OKLAHOMA CITY — Oklahoma Railway Museum co-founder and chief mechanic Jim Murray dreamed of a day when a coal-fired steam locomotive would pull passengers from the museum's Oakwood Depot through Lincoln Park Golf Course in northeastern Oklahoma City. That vision was realized the past two weekends when Gramling Locomotive Works’ Flagg Coal Co. #75 engine made a stop in Oklahoma City to give fans an opportunity to experience a coal-fired engine in person.
Steam train rides were offered at multiple times over the two weekends, with special rides on Fridays for train enthusiasts to operate the engine under the supervision of a certified engineer.

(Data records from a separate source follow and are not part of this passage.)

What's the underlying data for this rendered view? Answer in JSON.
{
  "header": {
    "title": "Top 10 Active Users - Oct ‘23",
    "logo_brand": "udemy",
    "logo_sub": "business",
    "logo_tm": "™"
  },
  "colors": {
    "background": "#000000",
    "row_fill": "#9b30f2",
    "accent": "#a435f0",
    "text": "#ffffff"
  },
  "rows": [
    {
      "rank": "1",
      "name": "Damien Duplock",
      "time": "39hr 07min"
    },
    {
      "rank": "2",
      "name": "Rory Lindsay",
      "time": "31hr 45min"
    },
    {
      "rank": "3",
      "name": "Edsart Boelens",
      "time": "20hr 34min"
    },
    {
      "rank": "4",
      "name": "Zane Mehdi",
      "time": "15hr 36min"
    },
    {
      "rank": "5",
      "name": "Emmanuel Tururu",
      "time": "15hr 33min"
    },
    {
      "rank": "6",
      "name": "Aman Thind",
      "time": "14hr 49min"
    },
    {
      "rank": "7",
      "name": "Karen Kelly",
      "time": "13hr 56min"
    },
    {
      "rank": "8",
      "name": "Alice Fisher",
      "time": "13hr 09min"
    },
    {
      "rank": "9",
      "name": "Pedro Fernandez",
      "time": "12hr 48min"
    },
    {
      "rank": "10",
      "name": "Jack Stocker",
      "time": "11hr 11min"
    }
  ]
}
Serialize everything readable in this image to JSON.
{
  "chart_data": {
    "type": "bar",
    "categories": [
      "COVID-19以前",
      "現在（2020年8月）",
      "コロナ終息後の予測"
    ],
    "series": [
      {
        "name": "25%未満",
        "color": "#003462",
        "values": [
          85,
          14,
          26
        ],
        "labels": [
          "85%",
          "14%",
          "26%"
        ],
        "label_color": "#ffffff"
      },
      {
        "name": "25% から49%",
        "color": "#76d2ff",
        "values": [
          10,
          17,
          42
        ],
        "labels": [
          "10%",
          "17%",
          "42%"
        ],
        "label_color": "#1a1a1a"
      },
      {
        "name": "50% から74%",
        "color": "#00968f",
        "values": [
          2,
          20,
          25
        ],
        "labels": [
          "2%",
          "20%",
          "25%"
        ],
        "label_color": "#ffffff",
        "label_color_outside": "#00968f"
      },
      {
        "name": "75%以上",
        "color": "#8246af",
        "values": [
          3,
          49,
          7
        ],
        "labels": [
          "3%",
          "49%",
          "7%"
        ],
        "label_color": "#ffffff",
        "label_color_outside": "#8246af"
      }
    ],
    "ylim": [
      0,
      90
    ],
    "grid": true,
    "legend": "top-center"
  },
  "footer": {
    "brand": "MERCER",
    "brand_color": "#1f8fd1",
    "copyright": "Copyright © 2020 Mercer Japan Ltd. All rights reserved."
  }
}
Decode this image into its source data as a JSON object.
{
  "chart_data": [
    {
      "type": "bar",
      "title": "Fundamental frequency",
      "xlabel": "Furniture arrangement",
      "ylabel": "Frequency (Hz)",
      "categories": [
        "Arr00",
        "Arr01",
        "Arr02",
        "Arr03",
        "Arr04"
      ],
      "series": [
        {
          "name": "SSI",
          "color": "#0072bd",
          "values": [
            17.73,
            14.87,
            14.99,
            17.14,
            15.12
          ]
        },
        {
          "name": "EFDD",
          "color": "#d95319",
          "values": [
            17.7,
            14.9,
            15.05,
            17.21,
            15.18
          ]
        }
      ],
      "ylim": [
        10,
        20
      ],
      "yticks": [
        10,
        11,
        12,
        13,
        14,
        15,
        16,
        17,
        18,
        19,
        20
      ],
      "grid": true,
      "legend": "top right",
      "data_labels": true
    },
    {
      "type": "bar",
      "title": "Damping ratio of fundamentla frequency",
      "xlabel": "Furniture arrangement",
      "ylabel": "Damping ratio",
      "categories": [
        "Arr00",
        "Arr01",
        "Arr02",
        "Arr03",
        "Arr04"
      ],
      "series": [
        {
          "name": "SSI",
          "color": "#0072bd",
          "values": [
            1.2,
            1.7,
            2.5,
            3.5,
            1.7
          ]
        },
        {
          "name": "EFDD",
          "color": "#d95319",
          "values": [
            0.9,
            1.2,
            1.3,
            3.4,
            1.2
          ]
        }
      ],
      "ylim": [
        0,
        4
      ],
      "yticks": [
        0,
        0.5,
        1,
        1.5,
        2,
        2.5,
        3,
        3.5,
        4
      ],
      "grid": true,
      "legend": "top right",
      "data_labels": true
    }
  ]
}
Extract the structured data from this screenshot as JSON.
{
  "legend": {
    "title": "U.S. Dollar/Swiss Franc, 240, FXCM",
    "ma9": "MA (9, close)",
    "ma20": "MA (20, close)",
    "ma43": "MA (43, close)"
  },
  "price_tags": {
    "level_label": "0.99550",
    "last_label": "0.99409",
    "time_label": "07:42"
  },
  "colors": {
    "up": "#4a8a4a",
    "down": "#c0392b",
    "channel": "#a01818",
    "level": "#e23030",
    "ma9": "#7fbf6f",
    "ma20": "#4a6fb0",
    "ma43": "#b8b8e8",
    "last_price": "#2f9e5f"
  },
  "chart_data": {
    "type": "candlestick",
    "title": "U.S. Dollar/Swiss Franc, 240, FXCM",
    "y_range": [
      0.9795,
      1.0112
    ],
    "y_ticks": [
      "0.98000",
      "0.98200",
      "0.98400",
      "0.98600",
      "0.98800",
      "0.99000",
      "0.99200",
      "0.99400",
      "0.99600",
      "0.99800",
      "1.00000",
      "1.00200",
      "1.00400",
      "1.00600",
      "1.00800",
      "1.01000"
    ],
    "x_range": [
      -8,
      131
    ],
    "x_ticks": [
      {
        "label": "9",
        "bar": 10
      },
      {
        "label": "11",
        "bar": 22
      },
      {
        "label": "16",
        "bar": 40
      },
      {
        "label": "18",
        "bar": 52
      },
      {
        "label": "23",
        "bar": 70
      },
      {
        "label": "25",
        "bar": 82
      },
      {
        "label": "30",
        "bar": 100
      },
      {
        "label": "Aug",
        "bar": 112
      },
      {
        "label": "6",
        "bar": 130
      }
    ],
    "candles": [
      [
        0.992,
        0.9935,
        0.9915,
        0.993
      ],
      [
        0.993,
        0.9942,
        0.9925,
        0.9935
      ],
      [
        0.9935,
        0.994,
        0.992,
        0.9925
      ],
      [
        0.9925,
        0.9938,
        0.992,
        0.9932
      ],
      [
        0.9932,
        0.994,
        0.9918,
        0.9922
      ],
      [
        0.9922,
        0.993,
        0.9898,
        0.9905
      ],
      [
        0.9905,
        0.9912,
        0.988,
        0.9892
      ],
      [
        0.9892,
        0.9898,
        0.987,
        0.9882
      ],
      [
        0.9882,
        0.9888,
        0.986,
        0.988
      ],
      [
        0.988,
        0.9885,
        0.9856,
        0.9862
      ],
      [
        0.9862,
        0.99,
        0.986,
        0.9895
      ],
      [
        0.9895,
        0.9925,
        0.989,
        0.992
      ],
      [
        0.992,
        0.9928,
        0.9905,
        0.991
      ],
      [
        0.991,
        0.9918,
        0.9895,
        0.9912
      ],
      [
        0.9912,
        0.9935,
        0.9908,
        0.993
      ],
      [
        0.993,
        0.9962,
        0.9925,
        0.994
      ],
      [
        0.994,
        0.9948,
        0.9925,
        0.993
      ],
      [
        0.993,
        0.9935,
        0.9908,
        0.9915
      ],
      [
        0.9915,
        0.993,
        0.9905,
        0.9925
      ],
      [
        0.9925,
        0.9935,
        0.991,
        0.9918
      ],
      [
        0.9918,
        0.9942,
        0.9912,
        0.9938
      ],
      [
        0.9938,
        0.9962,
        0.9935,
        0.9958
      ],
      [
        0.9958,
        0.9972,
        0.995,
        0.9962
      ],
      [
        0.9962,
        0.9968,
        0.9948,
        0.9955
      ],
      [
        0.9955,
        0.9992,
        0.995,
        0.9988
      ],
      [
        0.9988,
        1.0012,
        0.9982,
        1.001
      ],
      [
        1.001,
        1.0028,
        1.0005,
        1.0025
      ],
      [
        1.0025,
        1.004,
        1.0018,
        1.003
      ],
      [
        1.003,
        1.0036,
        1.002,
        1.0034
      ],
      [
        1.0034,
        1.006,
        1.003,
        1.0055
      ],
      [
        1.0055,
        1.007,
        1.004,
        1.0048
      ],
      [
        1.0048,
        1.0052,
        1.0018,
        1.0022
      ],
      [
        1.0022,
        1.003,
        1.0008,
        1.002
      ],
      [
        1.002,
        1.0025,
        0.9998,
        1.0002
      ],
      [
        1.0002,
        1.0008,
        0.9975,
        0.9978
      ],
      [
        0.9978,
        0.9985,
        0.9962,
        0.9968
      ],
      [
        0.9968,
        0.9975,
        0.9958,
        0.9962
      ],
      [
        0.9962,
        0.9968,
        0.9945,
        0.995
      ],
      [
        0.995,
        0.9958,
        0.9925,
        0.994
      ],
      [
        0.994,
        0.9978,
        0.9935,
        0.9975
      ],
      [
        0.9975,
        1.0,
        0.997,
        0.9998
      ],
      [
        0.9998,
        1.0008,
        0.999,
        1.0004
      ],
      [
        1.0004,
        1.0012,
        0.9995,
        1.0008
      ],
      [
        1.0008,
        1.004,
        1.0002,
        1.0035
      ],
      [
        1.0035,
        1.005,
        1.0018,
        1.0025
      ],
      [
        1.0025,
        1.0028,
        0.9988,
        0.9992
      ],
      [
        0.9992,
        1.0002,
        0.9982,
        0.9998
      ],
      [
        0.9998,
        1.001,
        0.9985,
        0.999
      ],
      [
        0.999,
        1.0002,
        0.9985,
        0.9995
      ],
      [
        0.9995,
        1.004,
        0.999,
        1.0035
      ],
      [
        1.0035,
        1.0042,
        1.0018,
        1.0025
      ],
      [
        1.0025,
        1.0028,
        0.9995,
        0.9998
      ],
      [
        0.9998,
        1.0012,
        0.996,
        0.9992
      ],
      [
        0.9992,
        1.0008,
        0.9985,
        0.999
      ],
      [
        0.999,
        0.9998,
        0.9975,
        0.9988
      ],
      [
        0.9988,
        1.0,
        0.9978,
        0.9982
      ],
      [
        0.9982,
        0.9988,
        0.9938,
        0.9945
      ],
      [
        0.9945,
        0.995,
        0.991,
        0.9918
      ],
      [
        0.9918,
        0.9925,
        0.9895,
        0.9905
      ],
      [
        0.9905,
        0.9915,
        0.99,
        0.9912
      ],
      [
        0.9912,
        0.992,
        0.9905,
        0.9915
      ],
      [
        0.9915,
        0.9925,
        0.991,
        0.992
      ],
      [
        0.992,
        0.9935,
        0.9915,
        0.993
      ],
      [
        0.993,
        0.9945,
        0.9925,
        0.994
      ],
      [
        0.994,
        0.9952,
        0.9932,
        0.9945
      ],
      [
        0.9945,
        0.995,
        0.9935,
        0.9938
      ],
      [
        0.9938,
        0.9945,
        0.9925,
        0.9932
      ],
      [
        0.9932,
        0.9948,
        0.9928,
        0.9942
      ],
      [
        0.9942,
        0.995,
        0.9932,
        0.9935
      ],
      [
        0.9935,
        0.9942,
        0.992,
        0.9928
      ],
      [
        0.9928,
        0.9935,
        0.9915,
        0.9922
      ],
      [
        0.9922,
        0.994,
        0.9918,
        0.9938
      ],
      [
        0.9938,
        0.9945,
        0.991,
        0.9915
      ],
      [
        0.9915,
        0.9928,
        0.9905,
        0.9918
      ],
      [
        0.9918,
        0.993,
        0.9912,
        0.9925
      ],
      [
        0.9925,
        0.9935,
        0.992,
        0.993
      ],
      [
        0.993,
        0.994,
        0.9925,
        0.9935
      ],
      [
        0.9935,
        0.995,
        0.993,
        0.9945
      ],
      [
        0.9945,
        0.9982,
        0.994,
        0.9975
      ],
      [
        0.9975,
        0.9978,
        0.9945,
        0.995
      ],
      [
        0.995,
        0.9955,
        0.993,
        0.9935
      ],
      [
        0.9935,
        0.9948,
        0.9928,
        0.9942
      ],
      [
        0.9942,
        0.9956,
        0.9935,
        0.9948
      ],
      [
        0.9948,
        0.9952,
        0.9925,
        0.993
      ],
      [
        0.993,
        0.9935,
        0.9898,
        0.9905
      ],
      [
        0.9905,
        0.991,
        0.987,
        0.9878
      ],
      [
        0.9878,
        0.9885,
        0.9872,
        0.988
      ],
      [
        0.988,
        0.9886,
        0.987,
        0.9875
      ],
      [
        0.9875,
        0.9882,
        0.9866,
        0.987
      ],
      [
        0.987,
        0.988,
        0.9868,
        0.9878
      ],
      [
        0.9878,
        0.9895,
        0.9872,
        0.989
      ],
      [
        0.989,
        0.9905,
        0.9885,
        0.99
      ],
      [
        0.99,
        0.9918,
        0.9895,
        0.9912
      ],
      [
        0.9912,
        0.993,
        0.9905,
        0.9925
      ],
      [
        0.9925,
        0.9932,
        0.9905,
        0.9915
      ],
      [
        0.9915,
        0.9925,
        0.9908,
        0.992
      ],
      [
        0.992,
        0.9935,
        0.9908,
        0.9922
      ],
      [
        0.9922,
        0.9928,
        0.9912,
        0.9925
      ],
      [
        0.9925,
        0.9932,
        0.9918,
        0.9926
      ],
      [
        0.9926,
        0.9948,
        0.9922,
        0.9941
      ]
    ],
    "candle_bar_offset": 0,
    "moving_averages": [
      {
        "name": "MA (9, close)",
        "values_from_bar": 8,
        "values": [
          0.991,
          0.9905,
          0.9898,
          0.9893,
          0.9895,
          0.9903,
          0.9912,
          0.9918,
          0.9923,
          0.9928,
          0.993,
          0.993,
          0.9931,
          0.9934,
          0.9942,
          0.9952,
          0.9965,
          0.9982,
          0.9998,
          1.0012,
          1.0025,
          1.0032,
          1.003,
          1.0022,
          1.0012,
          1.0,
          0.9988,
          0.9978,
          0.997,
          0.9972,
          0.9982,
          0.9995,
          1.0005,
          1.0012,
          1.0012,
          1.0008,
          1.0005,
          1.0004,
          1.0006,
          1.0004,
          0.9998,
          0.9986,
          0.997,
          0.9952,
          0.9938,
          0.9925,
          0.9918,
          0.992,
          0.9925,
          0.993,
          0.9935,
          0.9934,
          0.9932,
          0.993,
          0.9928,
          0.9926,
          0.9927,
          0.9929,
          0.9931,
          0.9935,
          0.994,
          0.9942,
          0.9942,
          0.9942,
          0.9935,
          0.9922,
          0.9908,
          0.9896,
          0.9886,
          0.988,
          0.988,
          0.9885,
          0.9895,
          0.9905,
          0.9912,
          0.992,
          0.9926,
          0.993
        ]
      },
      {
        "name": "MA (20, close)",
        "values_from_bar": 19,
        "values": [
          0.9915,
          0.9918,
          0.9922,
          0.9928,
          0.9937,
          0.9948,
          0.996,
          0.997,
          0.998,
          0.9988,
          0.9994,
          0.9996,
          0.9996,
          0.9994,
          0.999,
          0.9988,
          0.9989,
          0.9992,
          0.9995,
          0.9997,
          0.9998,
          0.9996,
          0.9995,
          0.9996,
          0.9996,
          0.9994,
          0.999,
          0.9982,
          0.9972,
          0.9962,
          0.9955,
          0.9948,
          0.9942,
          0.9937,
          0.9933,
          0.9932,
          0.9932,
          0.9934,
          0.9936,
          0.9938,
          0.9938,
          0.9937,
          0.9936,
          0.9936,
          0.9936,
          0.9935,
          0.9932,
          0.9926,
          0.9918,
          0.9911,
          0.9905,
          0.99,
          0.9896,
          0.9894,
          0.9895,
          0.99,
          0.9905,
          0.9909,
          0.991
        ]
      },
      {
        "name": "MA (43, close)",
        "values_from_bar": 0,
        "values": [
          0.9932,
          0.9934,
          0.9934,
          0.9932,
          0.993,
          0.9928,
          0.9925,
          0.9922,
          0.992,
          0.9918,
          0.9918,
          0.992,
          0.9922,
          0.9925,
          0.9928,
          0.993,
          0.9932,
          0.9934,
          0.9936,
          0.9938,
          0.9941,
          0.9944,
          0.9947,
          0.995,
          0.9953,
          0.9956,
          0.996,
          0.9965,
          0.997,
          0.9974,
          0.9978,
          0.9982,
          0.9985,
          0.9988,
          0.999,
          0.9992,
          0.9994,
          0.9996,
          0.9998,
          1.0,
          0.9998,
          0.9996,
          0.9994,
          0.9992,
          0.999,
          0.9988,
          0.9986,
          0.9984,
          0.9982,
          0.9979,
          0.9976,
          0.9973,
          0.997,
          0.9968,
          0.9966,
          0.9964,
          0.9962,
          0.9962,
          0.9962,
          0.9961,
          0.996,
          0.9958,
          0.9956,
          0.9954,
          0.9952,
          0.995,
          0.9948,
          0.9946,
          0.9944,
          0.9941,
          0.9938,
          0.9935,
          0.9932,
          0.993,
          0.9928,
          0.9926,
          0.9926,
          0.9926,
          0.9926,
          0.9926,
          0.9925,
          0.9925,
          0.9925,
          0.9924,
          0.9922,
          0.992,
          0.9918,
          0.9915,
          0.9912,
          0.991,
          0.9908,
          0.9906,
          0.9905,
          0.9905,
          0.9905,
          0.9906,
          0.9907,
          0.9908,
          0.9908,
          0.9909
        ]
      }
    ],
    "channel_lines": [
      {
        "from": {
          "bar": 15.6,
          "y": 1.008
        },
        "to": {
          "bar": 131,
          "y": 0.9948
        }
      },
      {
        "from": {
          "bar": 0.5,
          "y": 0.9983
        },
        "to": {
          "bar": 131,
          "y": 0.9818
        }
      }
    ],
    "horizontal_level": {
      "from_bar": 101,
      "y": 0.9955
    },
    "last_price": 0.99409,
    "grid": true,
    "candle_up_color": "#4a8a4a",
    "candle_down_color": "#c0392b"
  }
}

Jim Murray did not see his dream fulfilled. Murray died May 6, 2013, almost one year prior.
Greg Hall, director of Museum Activities and city of Norman street superintendent, along with other museum members, wanted to ensure Murray's daughter had the opportunity to drive the train. Anne Murray Chilton works as an administrative assistant for the museum two days a week.
“She does so much for the museum and she's always working, doing paperwork, paperwork, paperwork. We just wanted her to have some fun,” Hall said.
On Friday, Chilton drove the engine under Hall’s supervision, with her mother Anne Murray in the cab and her father's ashes resting atop the coal bin. Chilton ran the locomotive for 30 minutes, adjusting the throttle, blowing the whistle, keeping an eye on boiler pressure and constantly smiling.
“That was great, that was awesome,” Chilton said after climbing down from the train.
Gramling Locomotive Works of Ashley, Ind. transports the Flagg Coal Co. #75 around the nation by truck to railroad museums for steam engine events.
“It's a father-son hobby that's kinda gotten out of hand,” Barney Gramling said of he and his father, John, touring America and giving rides to train enthusiasts.